17.12.2024
Otan : « Donald Trump met en place un chantage pour obtenir plus de l’Europe »
Presse
15 février 2024
La présence des États-Unis en Europe est de leur propre intérêt
Ces déclarations ont créé un choc chez les Européens déjà angoissés de voir l’Otan menacée en cas d’élection de Donald Trump et qui voient leur pire cauchemar confirmé par ses déclarations. Qu’en est-il en réalité ? Lorsque Donald Trump était président, le lien transatlantique s’est affaibli et Donald Trump avait pris cette distance tant d’ailleurs avec les alliés européens qu’avec les alliés asiatiques des États-Unis – Japon et Corée du Sud.

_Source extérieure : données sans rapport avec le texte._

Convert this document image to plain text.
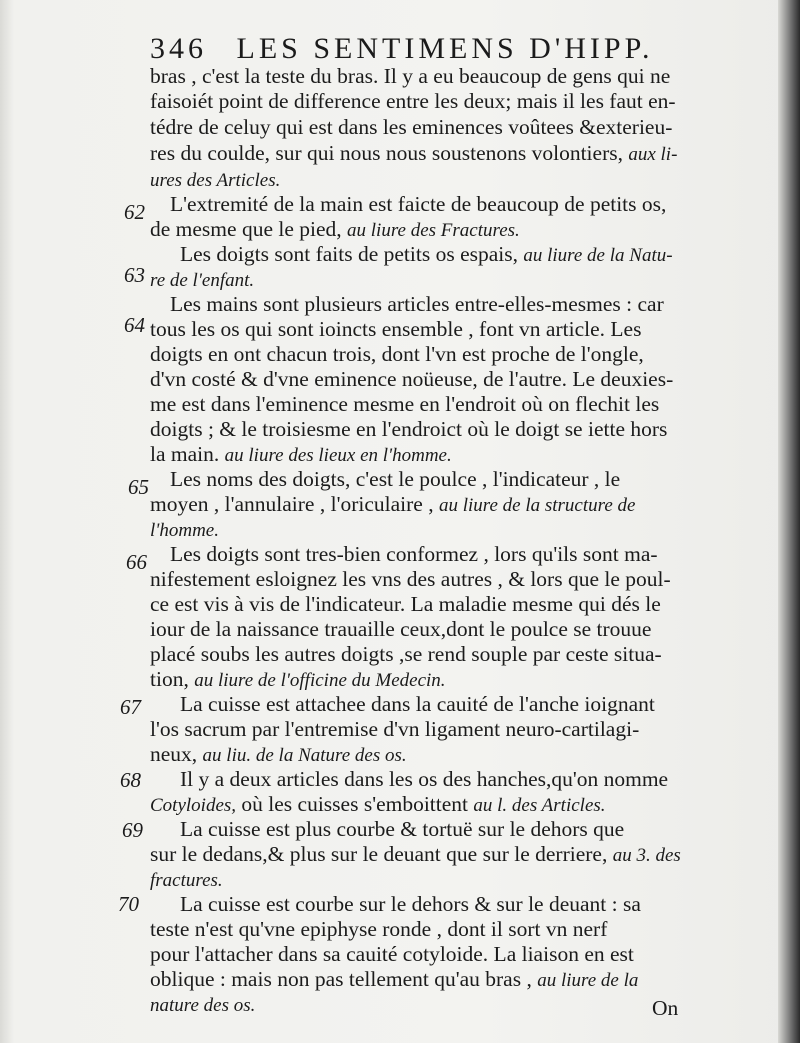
346 LES SENTIMENS D'HIPP.
bras , c'est la teste du bras. Il y a eu beaucoup de gens qui ne
faisoiét point de difference entre les deux; mais il les faut en-
tédre de celuy qui est dans les eminences voûtees &exterieu-
res du coulde, sur qui nous nous soustenons volontiers, aux li-
ures des Articles.
L'extremité de la main est faicte de beaucoup de petits os,
de mesme que le pied, au liure des Fractures.
Les doigts sont faits de petits os espais, au liure de la Natu-
re de l'enfant.
Les mains sont plusieurs articles entre-elles-mesmes : car
tous les os qui sont ioincts ensemble , font vn article. Les
doigts en ont chacun trois, dont l'vn est proche de l'ongle,
d'vn costé & d'vne eminence noüeuse, de l'autre. Le deuxies-
me est dans l'eminence mesme en l'endroit où on flechit les
doigts ; & le troisiesme en l'endroict où le doigt se iette hors
la main. au liure des lieux en l'homme.
Les noms des doigts, c'est le poulce , l'indicateur , le
moyen , l'annulaire , l'oriculaire , au liure de la structure de
l'homme.
Les doigts sont tres-bien conformez , lors qu'ils sont ma-
nifestement esloignez les vns des autres , & lors que le poul-
ce est vis à vis de l'indicateur. La maladie mesme qui dés le
iour de la naissance trauaille ceux,dont le poulce se trouue
placé soubs les autres doigts ,se rend souple par ceste situa-
tion, au liure de l'officine du Medecin.
La cuisse est attachee dans la cauité de l'anche ioignant
l'os sacrum par l'entremise d'vn ligament neuro-cartilagi-
neux, au liu. de la Nature des os.
Il y a deux articles dans les os des hanches,qu'on nomme
Cotyloides, où les cuisses s'emboittent au l. des Articles.
La cuisse est plus courbe & tortuë sur le dehors que
sur le dedans,& plus sur le deuant que sur le derriere, au 3. des
fractures.
La cuisse est courbe sur le dehors & sur le deuant : sa
teste n'est qu'vne epiphyse ronde , dont il sort vn nerf
pour l'attacher dans sa cauité cotyloide. La liaison en est
oblique : mais non pas tellement qu'au bras , au liure de la
nature des os.
62
63
64
65
66
67
68
69
70
On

On craint en Europe que son second mandat soit encore pire que le premier parce qu’il n’aurait plus rien à perdre et qu’il voudrait se venger de ces pays européens qui lui ont toujours préféré Joe Biden. Il y a un côté de vengeance personnelle aussi dans les menaces qu’il peut faire. Et ses électeurs se disent qu’il faut plutôt dépenser pour lutter contre l’immigration venue du Mexique que contre l’agression de l’Ukraine. En réalité, il y a une grande part de bluff chez Donald Trump. La réalité est assez différente.
Les États-Unis ne sont pas présents en Europe pour l’intérêt des Européens, ils le sont depuis toujours dans leur propre intérêt. Si les États-Unis sont venus en Europe à la fin de la Seconde Guerre mondiale, c’était pour que l’Union soviétique ne contrôle pas l’ensemble du continent européen. Ils étaient là autant pour défendre leurs intérêts géopolitiques que la liberté des Européens.
L’influence américaine en Europe
Est-ce que ces intérêts géopolitiques ont beaucoup changé ? Non, évidemment le défi russe n’est pas comparable à ce qu’était le défi soviétique. Mais la présence américaine en Europe et le fait que les États-Unis garantissent la sécurité des pays européens contre une menace russe qui a beaucoup grandi depuis le déclenchement de la guerre en Ukraine, correspondent aux intérêts des États-Unis. En échange de cette protection, ils bénéficient d’une influence considérable dans tous les domaines – politiques, commerciaux et stratégiques.
On constate, depuis le début de la guerre en Ukraine, que leur influence en Europe s’est encore renforcée quand elle s’affaiblissait dans le reste du monde. Si Donald Trump avait de réelles velléités de rompre ce lien, le Pentagone, le département d’État, la CIA et tous les services de sécurité des États-Unis n’hésiteraient pas à lui rappeler cette réalité : les États-Unis bénéficient beaucoup plus de ce lien transatlantique qu’il ne leur coûte, ne serait-ce qu’en ventes d’armes. Les achats d’armes des pays européens en dehors de la production nationale l’ont été à hauteur de 63 % auprès des États-Unis.
Garantir la sécurité des Européens est un atout formidable pour les États-Unis. Donald Trump va certainement user du chantage auprès des pays européens pour qu’ils dépensent plus – en achetant du matériel militaire américain et aussi en réduisant ainsi le déficit commercial des États-Unis – sous menace de suspendre l’engagement américain. Face à ces dernières, les pays européens auraient le choix d’affirmer leur volonté d’autonomie et donc de se passer du soutien américain. Mais le climat de crispation et de crainte face à la Russie pour un certain nombre d’entre eux, et notamment les pays de l’Est, les pousse plutôt à chercher à tout faire pour que les États-Unis maintiennent leur lien stratégique avec l’Europe.
Il ne faut pas oublier qu’au cours de la présidence de Donald Trump, la Pologne était prête à payer deux milliards de dollars aux États-Unis pour construire une base militaire qui aurait été baptisée « Fort Trump ». La peur de la Russie et le sentiment depuis assez longtemps de docilité par rapport aux États-Unis l’emportent. Donald Trump a toujours parié sur l’art du deal et de la négociation. Il met là en place un chantage pour obtenir plus de la part des pays européens. À ces derniers de choisir s’ils en concluent que l’autonomie stratégique européenne est de ce fait un choix moins risqué, ou s’ils satisfont les exigences de Donald Trump pour conserver le parapluie américain.